1981年のホラー映画。『エイリアン』原案のダン・オバノン脚本で、海沿いの静かな街で起きる恐怖を描く。
邦題こそゾンビ映画らしくアピールしているが、印象としてはカルト教団ホラーのようで、全体としてはゴシック調のオカルトホラーに近い。謎めいた事件を保安官視点で解き明かそうとする展開ともども、『世にも奇妙な物語』の一編のよう。
物語が始まるのは、まるでヨーロッパ映画のように貧しくもオシャレな海辺から。やがていくつもの死体が転がっていくが、監察医によって美しく死化粧されていく。
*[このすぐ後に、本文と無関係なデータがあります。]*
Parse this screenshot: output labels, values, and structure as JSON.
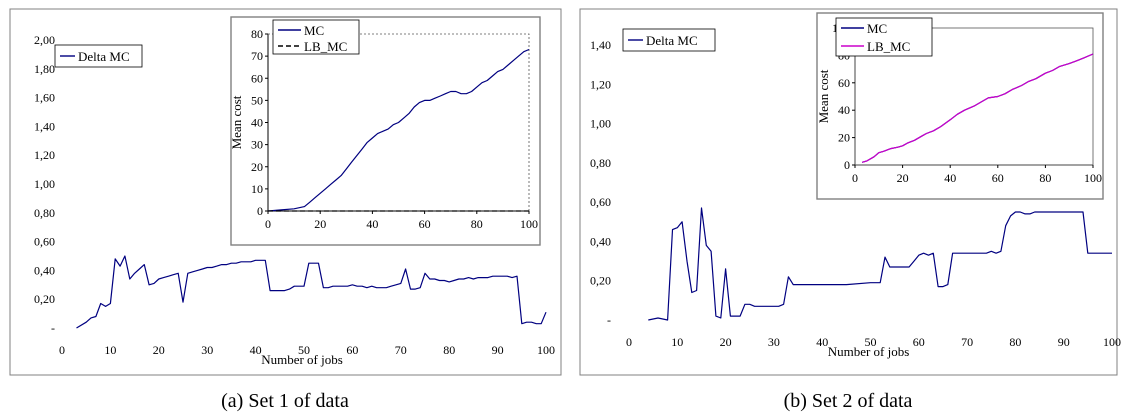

エロティックだったりスプラッタ―だったり、ホラーらしい悪趣味な場面もソフトフォーカスで撮影され、文芸映画のような雰囲気がある。女優も美人ぞろいで男優も味わいあり、見ているだけで心地よい。
後に『ターミネーター』を手がけるスタン・ウィンストンの特殊メイクも、リアルでグロテスクだがギリギリの清潔感があって、文芸映画のような雰囲気を壊さない。
それでいて惨劇にいたるシチュエーションにはバラエティがあり、ホラー映画としても満足できる。
どんでん返しも見どころだが、現在となっては予測しやすい古典の域か。
ここでひとつ、真相をめぐって違和感ある部分がある。「監察医」が黒幕なのだが、死体が「生き返って出ていった」ことを、わざわざ「保安官」に訴える理由がわからない。黒幕であれば、死体がどうなるかよくわかっているはずなのに。調べても解説が見つからなかったが、「1カット長回し」で黒幕が去ってから死体が「起きあがる直前に出てきた、顔が映ら」ない人物が「教えられたとおり勝手に」死体を「よみがえらせてしまった」ということなのだろうか。